Sarah Atcho: « Le partage d’expérience en marge de Lausanne 2020 s’avère réellement constructif »

Sarah Atcho se concentre sur les 200 mètres aux Championnats suisses de Bâle. Elle visera samedi les 23”02, minimas pour les Mondiaux de Doha. © leMultimedia.info / Oreste Di Cristino [Doha]

Récemment nommée ambassadrice des Jeux de la Jeunesse 2020 à Lausanne, Sarah Atcho est actuellement en pleine saison (sur les 200m surtout) en vue des Championnats Suisses d’athlétisme à Bâle (23 et 24 août), avant les Mondiaux de Doha du 27 septembre au 6 octobre en Qatar. Si la Lausannoise peine à se révéler sur les pistes en individuel cette année, c’est avec le sourire qu’elle assume sa mauvaise préparation, son épanouissement avec le relai national, ses objectifs pour Tokyo et enfin son engagement en marge des JOJ de Lausanne dès le 9 janvier 2020. (Longue) rencontre.

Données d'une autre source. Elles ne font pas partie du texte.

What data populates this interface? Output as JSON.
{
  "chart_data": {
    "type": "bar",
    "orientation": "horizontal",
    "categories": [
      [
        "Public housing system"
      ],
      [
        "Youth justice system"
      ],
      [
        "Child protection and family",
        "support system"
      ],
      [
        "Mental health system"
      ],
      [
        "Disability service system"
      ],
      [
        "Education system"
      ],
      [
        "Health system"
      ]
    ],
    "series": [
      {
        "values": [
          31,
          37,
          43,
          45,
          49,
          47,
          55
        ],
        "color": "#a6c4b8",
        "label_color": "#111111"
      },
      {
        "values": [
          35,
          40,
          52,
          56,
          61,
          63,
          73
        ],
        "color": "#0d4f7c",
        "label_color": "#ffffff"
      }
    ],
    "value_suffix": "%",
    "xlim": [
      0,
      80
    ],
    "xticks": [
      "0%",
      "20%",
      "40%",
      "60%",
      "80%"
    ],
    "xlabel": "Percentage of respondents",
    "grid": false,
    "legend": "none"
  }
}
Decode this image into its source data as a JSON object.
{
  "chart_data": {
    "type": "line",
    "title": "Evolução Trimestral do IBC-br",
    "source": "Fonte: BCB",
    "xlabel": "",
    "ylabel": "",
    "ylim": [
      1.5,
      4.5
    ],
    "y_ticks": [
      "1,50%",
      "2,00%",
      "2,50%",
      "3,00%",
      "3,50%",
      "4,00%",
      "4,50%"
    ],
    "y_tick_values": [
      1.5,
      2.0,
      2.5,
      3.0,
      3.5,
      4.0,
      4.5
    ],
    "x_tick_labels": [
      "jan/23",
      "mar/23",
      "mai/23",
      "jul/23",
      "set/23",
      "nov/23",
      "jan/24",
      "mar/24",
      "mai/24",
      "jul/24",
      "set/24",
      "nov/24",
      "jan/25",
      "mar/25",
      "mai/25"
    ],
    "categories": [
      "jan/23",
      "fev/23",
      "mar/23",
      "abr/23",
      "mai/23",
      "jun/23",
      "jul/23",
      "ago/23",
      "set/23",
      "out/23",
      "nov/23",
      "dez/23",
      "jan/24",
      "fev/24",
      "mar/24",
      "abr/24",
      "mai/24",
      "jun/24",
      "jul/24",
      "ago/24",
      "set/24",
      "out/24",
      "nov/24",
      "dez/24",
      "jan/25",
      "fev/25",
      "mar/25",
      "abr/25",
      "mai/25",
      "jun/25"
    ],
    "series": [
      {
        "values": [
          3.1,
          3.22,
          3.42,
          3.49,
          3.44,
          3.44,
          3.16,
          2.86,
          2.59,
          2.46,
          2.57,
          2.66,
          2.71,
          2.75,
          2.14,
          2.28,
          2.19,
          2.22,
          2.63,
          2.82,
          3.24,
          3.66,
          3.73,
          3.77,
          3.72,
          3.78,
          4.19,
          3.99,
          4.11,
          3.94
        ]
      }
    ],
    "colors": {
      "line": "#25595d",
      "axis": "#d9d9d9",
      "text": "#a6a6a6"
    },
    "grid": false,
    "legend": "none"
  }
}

Fraîchement rentrée des Universiades de Naples et Bydgoszcz (en Pologne) – où elle a représenté la Suisse dans les relais 4x100m –, Sarah Atcho nous accueille dans un endroit que les athlètes lausannois affectionnent tout particulièrement : le Stade de la Pontaise. Elle est revenue sur la saison en cours, de sa première course à Doha – en ouverture de la saison de Diamond League – à Athletissima, sans oublier de jeter un regard concentré sur les compétitions majeures qui composent son calendrier soudain. Concernant son rôle d’ambassadrice pour les JOJ 2020 – comme c’était également le cas pour son homologue Pat Burgener –, il lui semble important de transmettre les bonnes valeurs du sport aux athlètes les plus jeunes.

L’épanouissement sur le 4x100m à Naples et Bydgoszcz

Nous sommes en plein dans la saison, tu as fait des assez bons résultats en 4×100 avec tes coéquipières (Or à Naples et deuxième aux Championnats d’Europe par équipe à Bydgoszcz), mais de moins bons résultats toute seule. Comment vois-tu cette saison ?

Exactement comme ça, c’est bien avec le relai mais c’est tout. J’ai l’impression qu’individuellement toutes les filles ne sont pas forcément au top de leur niveau, du coup que ça se passe bien avec le relai c’est déjà une bonne chose parce qu’on ne pensait pas faire un chrono aussi correct à Athletissima [ndlr, en 42”60]. Après, ce qui est frustrant, c’est qu’on sait qu’il y a les Jeux l’année prochaine et qu’on essaie toutes de garder un peu d’énergie pour cette échéance. Du coup, l’on ne s’entraîne pas forcément de façon optimale cette année – en tout cas pour moi – et les performances ne sont pas au rendez-vous.

Le problème c’est qu’en début de saison – quand j’étais à Doha pour ma première course –, j’ai couru presque les mêmes temps que je cours maintenant. Pourtant, je m’entraîne à fond et ça va plutôt bien. Mais il n’y a pas d’évolution dans les chronos, ou fort peu. Il n’empêche que l’on sort de deux bonnes semaines d’entraînement à Saint-Gall [ndlr, auprès de son entraîneur Christian Gutgsell] et cela devrait se ressentir au Championnats Suisses à Bâle (les 23 et 24 août prochains).

Vous avez l’air d’être de bonnes potes, est-ce qu’un facteur de la bonne réussite du relai peut être votre complicité entre vous ?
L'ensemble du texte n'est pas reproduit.